Discussing actions in the early modern period/late Middle Ages, especially religious actions, from my point of view, and trying to put them functionally in their place, it just doesn’t quite mesh with my particular world view. Which, at least, with figuring out exactly how my mind is working, and with how the people in those times would have seen the world…now I can understand how they felt and acted. So I feel better able to understand their motivations and actions. That’s learning about the time, which is the point of my class. I got to learn about myself and people 500-600 years ago, that’s the best part of learning about myself.

So, I’m a functionalist. I’ll have to thank my professor for this knowledge sometime.

Alcohol

I’m slightly drunk. It’s a first for me. And I’ll chalk it up to the bartender thinking me and my friend are cute, and probably hoping for a good tip. Because this restaurant’s bar never makes their drinks this strong. They are always severely watered down on the alcohol front for drinks. We went because it was “happy hour” and we were getting cheaper drinks. And I only drank 2. Granted, I drink pretty vodka-heavy drinks, and in under 1.5 hours, that’s pretty bad, but add in the drinks being alcohol-heavy, and that makes me drunk. Plus, I didn’t eat a very good dinner. Snack food at 3pm does not a real dinner make, nor does some bread sticks qualify as real dinner either.

But, it did get me thinking just now. I realize, for the first time ever (I’ve never been drunk in my life), why people might drink as part of life. I mean…being a bit inhibition-less is nice. It’s freeing. It kind of opens the mind to new possibilities and makes me feel a bit happier to try new things, and think about new things. And it makes me feel a bit calmer, less worried and stressed out. That’s a huge deal for me, because usually I’m thinking of 20 things at once.

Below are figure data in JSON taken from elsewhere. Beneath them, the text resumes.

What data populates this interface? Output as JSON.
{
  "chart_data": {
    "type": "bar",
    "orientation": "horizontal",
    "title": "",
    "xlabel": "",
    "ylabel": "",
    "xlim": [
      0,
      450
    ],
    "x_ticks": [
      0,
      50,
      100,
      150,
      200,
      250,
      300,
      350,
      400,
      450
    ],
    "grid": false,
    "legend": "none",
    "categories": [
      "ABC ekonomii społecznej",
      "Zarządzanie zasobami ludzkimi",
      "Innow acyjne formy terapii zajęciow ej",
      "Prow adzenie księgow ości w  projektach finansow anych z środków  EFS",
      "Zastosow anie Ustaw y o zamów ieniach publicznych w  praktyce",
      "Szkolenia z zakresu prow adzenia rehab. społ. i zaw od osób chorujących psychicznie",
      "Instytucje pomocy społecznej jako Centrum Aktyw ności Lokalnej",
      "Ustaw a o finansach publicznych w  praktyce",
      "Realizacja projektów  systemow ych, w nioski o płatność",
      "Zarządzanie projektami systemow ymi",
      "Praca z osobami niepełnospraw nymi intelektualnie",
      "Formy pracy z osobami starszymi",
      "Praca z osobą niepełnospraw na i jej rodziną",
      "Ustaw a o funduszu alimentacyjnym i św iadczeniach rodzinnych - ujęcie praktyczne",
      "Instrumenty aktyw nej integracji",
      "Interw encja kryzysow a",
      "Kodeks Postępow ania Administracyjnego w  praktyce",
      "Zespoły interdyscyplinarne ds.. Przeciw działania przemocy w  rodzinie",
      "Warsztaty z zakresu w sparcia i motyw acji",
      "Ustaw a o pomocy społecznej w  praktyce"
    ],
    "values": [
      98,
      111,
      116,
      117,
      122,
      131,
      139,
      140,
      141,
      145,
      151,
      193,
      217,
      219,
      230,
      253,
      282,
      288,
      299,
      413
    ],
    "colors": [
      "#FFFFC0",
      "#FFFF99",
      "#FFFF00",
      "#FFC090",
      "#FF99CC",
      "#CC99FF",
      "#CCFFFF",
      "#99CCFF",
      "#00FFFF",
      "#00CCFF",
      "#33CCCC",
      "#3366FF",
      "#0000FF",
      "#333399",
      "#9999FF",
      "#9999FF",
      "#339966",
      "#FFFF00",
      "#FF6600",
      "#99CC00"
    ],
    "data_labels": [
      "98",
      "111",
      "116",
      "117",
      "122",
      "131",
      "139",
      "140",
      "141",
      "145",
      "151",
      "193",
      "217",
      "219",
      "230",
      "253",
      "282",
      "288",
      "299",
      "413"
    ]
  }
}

So, I’m going to consider using alcohol (1 drink methinks) as part of ritual in my future practice. Not getting drunk. But, I get the feeling that an occasional drink for ritual, or honoring the gods, or perhaps ancestors, if I ever choose to make that part of my practice, is a good idea.

I will of course revisit this idea when I’m sober (say tomorrow afternoon/evening) and evaluate. But, I think it’s a good idea. After all, alcohol is part of some religious practices, so it’s not without precedence for me to consider this.